Women’s Agenda have covered the Bill in question, dubbed Zoe’s Law, several times before. It passed through the Lower House on a conscience vote last year, but has languished in the Upper House without the requisite support.
ICAC’s Operation Spicer has seen it’s movers in both Houses, Member for Central Coast Chris Spence and Marie Ficarra MLC, moved onto the cross bench with reputations tarnished. The hard Right faction they are members of is well represented on the post-ICAC cross bench too, after allegations relating to soliciting banned donations and funneling them through sham companies came up during ICAC’s ‘Operation Spicer’. This hard Right, anti-choice faction had lobbied hard for the Bill, consistent with the playbook of anti-choice groups in the US from whom the ‘personhood’ aspects of the Bill are taken.
ICAC has ended or curtailed a number of Liberal careers- those of a Premier, a Minister for Police, an Energy Minister, six State MLAs, one MLC and a Federal Senator. Two of these MLAs resigned from Parliament altogether, losing both seats at last weekend’s by elections.
Spence, a former official for One Nation, will have served only a single term after ICAC heard allegations about a sham company funneling donations called Eight by Five. This hasn’t stopped him from pressing on with his faction’s social agenda though; quite the opposite.
He has left his party and new leader Mike Baird a parting gift in the form of a media release stating Baird “must address this issue and see this bill adopted as a government bill”, and passed as a matter of “urgency.” Baird presumably could do without such gifts six months out from an election. It does beg the question for Spence and his faction: Why this Bill, and why now?

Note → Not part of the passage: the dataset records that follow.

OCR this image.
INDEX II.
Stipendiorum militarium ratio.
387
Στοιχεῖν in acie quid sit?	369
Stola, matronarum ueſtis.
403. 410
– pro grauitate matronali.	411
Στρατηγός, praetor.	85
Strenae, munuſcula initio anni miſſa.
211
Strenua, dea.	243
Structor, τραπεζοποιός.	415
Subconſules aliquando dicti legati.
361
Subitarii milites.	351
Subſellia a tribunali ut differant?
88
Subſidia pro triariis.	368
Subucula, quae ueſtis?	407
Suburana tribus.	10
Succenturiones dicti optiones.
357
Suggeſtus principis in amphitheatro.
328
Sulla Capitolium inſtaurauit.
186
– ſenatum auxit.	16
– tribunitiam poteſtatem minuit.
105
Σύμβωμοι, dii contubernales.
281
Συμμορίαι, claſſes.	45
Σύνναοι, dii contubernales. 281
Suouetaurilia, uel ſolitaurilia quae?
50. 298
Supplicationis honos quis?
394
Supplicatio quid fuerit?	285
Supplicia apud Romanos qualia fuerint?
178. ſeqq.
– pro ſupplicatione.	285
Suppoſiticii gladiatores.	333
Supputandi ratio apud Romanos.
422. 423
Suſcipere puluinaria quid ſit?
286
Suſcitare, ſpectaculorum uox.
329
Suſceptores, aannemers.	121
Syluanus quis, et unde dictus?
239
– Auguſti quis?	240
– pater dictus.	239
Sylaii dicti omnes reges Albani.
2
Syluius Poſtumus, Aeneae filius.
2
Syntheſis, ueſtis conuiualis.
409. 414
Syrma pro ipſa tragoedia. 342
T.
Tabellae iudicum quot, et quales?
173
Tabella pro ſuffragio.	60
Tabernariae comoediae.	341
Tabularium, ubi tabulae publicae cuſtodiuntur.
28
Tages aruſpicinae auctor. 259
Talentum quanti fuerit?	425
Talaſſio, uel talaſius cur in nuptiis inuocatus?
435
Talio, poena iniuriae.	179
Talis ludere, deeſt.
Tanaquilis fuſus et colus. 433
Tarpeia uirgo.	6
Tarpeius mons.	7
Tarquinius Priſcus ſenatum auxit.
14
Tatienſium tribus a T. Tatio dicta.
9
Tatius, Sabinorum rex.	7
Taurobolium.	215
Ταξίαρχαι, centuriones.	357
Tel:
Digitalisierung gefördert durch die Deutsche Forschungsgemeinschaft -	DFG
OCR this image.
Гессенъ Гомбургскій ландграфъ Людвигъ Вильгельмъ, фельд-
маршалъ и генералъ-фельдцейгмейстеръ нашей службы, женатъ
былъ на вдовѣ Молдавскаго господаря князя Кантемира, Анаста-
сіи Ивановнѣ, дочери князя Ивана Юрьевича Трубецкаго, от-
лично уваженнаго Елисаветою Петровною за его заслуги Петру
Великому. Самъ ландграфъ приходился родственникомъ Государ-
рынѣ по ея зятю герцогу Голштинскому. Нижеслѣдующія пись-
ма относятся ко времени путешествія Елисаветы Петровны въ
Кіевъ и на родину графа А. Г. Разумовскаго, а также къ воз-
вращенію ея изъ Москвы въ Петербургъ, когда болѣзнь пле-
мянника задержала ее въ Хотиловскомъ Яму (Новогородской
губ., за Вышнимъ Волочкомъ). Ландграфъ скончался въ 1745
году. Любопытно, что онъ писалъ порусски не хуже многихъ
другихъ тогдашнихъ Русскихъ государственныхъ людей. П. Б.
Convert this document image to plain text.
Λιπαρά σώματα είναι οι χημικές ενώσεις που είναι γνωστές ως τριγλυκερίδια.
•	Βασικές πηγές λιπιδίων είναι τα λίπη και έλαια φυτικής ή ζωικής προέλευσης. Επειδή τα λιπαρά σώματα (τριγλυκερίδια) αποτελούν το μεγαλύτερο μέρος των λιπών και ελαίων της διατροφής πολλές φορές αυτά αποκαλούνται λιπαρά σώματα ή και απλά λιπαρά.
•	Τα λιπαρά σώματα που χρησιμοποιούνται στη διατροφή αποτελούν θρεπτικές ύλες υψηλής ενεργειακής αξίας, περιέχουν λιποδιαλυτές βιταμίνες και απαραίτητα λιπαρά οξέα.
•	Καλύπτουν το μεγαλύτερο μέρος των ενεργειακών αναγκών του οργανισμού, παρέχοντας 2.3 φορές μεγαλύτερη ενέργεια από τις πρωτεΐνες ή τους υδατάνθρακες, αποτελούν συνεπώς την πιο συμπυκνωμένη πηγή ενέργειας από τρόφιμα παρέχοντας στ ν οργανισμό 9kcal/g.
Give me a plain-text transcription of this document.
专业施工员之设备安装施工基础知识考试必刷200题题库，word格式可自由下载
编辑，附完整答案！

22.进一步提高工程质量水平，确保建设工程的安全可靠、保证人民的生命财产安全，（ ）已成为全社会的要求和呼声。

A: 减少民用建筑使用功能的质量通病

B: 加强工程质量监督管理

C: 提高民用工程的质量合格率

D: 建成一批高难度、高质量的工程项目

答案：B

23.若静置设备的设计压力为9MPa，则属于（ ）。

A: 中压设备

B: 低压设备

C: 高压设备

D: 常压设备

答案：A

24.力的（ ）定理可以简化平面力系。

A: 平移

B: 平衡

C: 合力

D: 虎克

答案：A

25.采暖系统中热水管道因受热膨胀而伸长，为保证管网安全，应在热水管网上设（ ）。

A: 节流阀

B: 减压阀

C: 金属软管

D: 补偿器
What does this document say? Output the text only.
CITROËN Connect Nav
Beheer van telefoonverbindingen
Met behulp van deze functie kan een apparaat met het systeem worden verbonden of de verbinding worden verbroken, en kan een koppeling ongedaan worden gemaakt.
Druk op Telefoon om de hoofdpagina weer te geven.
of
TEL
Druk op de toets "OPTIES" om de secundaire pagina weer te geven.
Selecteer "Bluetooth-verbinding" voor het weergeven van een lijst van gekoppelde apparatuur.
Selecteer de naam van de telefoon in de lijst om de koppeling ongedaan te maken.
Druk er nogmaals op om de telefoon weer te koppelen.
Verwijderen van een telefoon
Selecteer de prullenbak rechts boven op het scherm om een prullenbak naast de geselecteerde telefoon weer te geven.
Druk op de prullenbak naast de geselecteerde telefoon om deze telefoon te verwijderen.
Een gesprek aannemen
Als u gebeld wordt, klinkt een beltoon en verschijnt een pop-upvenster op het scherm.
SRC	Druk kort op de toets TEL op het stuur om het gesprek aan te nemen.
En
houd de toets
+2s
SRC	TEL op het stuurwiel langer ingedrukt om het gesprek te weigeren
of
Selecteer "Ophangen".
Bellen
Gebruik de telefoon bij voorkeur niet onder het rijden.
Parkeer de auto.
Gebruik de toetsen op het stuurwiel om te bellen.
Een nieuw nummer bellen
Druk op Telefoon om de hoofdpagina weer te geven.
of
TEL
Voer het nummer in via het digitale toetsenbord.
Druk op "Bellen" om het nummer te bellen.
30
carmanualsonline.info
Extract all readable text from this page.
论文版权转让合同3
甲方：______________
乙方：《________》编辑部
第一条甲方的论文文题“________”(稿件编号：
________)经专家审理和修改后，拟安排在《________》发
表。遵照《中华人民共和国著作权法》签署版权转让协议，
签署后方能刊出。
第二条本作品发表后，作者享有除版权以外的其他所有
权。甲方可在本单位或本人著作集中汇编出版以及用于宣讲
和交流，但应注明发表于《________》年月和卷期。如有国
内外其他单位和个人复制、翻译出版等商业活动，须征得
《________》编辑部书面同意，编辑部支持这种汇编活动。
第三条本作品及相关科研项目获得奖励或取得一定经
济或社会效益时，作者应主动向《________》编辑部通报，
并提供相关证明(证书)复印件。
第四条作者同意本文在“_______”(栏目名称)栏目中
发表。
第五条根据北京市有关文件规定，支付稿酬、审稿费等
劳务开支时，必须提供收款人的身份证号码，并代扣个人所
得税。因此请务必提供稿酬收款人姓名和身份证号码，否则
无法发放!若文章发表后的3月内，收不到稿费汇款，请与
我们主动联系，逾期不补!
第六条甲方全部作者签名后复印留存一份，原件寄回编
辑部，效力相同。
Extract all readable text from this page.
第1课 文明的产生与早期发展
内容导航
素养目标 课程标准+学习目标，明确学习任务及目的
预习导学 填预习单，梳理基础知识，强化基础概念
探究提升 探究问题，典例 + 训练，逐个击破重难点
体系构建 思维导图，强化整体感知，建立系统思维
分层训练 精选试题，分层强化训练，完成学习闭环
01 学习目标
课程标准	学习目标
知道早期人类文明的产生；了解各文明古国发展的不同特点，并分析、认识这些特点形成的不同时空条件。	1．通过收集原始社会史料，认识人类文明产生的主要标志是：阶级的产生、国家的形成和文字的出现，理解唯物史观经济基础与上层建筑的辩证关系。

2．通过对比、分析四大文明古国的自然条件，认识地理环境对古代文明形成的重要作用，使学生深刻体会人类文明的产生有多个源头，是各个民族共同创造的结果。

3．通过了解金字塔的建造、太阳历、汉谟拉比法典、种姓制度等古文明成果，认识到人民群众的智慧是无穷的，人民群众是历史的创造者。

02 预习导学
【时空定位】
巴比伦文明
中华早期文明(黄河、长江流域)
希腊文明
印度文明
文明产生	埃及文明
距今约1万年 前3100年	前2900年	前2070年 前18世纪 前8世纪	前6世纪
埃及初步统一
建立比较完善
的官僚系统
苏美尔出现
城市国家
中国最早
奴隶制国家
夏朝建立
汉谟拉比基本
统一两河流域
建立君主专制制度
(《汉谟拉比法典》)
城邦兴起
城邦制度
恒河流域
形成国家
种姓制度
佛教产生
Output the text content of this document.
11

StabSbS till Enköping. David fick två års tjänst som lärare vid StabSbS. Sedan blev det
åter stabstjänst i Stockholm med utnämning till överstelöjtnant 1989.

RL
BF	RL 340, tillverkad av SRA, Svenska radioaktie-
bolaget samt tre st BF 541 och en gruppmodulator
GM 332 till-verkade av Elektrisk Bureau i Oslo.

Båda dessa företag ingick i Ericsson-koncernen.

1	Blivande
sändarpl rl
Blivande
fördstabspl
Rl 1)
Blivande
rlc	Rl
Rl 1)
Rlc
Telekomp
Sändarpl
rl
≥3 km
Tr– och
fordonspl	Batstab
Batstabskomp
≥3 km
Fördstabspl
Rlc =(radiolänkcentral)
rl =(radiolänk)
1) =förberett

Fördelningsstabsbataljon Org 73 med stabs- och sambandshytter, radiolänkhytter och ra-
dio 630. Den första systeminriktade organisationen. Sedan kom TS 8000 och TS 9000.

So at a time when a strong majority of Australians want abortion to be at least as accessible as it is now, when one woman is killed a week by their partner, women have nowhere to go when violence makes them homeless and we are going backwards in terms of equal pay – not to mention we are under represented on boards and in Parliament – this faction of the Liberal party, ably supported by Fred Nile, are pressing on with a ‘must address urgent’ issue for them- abortion? Abortion is already criminal in NSW, just how far do they want to go?